“Pak Gubernur, termasuk Pak Wagub, pada 26 November ini, akan memanggil direktur PT BBE. Dia harus hadir. Tidak bisa diwakilkan”. Wahyu Widhi Heranata (Kepala Dinas ESDM Kaltim)
SAMARINDA – Gubernur Kaltim Isran Noor bakal memanggil pimpinan PT Bukit Baiduri Energi (BBE). Pemanggilan itu sebagai tindak lanjut atas hasil investigasi kematian Ari Wahyu (12), di lubang tambang yang berlokasi di Desa Bukit Raya, Kecamatan Tenggarong Seberang, Kabupaten Kutai Kartanegara (Kukar).

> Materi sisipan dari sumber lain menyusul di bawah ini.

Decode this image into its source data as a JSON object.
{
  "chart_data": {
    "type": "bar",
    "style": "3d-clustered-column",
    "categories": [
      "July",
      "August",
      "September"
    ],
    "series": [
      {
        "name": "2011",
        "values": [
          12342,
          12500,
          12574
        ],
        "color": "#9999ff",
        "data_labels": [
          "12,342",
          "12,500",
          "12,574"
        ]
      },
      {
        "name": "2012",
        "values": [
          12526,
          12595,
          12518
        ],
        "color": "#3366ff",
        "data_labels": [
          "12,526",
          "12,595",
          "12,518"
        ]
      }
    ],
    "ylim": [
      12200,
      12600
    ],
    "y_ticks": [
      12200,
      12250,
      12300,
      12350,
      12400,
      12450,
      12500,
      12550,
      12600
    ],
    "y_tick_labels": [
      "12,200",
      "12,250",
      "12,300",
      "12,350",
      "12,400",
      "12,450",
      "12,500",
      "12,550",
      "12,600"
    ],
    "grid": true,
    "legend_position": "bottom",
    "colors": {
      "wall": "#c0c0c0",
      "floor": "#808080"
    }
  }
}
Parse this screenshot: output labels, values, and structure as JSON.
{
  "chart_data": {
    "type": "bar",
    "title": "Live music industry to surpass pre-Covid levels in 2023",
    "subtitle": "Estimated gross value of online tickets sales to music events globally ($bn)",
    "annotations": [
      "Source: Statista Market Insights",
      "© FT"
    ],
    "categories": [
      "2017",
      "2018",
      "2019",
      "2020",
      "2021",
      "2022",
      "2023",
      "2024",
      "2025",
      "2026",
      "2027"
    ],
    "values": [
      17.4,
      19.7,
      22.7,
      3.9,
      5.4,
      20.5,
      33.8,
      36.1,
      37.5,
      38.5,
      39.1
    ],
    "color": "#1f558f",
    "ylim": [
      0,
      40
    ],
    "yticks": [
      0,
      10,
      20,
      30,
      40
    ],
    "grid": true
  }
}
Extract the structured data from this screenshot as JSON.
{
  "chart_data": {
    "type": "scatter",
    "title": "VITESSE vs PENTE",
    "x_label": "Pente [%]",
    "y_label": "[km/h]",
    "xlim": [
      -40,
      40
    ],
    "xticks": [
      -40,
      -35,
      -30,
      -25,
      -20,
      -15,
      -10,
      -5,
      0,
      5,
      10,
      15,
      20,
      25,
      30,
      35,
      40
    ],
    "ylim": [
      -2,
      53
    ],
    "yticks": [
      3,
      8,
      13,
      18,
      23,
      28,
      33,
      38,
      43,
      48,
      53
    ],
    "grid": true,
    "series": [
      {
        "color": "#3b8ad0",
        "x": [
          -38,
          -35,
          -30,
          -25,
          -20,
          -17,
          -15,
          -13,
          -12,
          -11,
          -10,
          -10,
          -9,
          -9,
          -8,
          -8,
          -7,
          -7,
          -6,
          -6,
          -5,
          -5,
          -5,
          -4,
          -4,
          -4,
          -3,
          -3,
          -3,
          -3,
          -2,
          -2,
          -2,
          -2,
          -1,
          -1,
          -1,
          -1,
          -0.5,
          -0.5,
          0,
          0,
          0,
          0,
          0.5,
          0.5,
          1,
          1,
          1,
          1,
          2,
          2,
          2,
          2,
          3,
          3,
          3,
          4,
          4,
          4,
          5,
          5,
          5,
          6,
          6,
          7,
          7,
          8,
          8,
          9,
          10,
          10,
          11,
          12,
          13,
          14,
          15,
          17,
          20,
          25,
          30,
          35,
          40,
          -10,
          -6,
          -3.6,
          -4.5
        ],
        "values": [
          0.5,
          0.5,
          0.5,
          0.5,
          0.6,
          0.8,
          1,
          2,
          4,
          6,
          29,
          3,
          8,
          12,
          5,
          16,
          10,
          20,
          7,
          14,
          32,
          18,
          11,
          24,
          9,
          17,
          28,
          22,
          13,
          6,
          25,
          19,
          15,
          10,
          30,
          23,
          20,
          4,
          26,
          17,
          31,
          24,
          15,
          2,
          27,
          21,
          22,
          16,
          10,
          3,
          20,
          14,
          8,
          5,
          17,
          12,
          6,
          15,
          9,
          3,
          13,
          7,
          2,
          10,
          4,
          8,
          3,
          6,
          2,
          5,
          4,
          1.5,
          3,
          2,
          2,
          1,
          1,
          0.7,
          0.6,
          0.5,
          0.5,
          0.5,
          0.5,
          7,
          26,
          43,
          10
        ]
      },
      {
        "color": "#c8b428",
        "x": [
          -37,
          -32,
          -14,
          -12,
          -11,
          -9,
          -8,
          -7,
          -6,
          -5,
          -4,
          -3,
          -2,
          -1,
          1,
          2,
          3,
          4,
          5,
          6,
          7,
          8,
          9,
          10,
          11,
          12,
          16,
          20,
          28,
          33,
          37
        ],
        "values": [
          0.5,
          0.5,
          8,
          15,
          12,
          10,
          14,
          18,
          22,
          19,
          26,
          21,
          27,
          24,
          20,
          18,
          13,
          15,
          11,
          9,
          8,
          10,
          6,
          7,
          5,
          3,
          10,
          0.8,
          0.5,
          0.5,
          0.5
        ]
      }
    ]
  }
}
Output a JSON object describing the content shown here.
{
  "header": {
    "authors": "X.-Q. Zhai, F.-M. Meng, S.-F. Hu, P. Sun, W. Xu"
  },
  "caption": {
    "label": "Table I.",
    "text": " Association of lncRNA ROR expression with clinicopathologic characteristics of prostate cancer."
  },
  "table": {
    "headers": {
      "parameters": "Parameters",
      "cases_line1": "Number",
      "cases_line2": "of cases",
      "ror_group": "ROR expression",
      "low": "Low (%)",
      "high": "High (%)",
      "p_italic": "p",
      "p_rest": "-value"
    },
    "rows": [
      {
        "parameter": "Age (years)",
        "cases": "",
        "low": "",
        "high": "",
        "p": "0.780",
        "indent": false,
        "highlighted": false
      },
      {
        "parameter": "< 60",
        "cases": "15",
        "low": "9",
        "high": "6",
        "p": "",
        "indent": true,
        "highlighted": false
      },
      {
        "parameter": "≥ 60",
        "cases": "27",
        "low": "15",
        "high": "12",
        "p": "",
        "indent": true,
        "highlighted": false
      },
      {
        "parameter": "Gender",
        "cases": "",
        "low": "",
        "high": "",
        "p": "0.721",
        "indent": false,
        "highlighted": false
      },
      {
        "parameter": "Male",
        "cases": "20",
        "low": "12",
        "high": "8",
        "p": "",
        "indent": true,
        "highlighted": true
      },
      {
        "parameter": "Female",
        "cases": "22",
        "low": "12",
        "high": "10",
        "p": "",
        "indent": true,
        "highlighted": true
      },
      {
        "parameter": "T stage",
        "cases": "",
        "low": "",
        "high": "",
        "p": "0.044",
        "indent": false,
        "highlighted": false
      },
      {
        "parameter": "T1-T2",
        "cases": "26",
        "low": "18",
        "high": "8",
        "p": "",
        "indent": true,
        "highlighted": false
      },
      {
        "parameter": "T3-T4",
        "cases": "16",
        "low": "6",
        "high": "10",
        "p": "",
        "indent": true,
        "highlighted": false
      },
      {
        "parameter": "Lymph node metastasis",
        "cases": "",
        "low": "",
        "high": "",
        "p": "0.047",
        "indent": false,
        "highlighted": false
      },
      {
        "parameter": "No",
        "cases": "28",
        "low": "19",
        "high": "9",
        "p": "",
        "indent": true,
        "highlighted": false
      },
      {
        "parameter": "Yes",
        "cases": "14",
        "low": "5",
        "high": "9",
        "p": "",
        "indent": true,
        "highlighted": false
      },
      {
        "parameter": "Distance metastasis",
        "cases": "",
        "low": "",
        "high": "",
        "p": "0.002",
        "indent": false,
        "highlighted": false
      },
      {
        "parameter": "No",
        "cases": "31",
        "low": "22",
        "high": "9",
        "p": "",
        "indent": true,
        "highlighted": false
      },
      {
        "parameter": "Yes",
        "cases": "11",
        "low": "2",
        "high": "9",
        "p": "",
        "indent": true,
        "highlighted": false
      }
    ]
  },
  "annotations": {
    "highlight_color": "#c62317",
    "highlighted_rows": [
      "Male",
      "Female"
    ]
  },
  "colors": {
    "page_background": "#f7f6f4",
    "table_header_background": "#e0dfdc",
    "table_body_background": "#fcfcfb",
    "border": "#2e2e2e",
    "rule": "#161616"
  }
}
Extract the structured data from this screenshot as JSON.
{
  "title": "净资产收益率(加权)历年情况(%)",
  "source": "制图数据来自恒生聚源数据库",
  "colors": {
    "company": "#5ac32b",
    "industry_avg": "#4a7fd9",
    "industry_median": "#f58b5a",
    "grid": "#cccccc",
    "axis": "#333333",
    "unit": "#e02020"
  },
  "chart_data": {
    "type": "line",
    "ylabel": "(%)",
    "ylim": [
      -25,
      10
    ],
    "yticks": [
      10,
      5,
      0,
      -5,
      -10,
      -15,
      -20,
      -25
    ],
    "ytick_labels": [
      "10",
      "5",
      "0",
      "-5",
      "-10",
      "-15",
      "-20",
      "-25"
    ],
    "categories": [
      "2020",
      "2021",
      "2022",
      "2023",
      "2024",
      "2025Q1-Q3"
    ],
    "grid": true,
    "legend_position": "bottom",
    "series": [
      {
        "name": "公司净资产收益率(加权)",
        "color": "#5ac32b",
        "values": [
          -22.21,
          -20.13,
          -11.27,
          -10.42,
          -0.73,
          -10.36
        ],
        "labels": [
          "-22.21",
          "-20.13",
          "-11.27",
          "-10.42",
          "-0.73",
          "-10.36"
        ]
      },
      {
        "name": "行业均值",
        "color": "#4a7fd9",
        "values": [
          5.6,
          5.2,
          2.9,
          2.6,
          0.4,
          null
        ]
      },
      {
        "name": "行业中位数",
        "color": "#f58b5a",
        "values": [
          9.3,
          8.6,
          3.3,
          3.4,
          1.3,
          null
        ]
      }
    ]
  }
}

Kepala Dinas Energi Sumber Daya dan Mineral (ESDM) Kaltim, Wahyu Widhi Heranata mengatakan, pertemuan dengan pimpinan perusahaan itu akan diadakan di kantor gubernuran 26 November mendatang.
“Pak Gubernur, termasuk Pak Wagub, pada 26 November ini, akan memanggil direktur PT BBE. Dia harus hadir. Tidak bisa diwakilkan (pada bawahannya),” tegas Wahyu, Senin (19/11) lalu.
Disebutkannya, temuan ESDM Kaltim membuktikan bahwa lubang tambang yang digunakan sejumlah pelajar pada 4 November lalu, masih berada di wilayah operasional PT BBE. Meski lubang itu tidak digunakan perusahaan tersebut, karena diduga dikelola perusahaan tambang ilegal, namun pemerintah berpegang pada wilayah operasional PT BBE.
“Senang tidak senang, suka tidak suka, itu terjadi di wilayah kerja PT BBE. Walaupun bukan di pit-nya. Tetapi itu merupakan tanggung jawab PT BBE. Investigasinya sudah selesai. Dan kami sudah laporkan ke Pak Gubernur,” ucapnya.
Wahyu membenarkan adanya tambang ilegal yang beroperasi di Desa Bukit Raya. Karena berada di areal konsesi PT BBE, gubernur akan menggali masalah tersebut. Pihaknya juga akan menyinggung proses pengamanan yang tergolong ketat di perusahaan itu. Bahkan pemerintah diperiksa dengan teliti. Padahal perusahaan tersebut beroperasi atas izin negara.
“Saya saja masuk di sana harus lewat sekuritinya dulu. Padahal itu yang dicuri aset negara loh. Negara hanya memberikan izin pada PT BBE untuk mengelola kekayaan dan dijual. Tetapi tolong dijaga wilayah kerjanya. Masa ada orang nambang, enggak tahu,” katanya.
Diketahui, kematian pelajar di lubang tambang itu telah menimbulkan beragam protes dari aktivis tambang, mahasiswa kehutanan, hingga akademisi. Pasalnya, dari catatan Jaringan Advokasi Tambang (Jatam) Kaltim, korban jiwa itu menambah daftar kematian di lubang eks tambang.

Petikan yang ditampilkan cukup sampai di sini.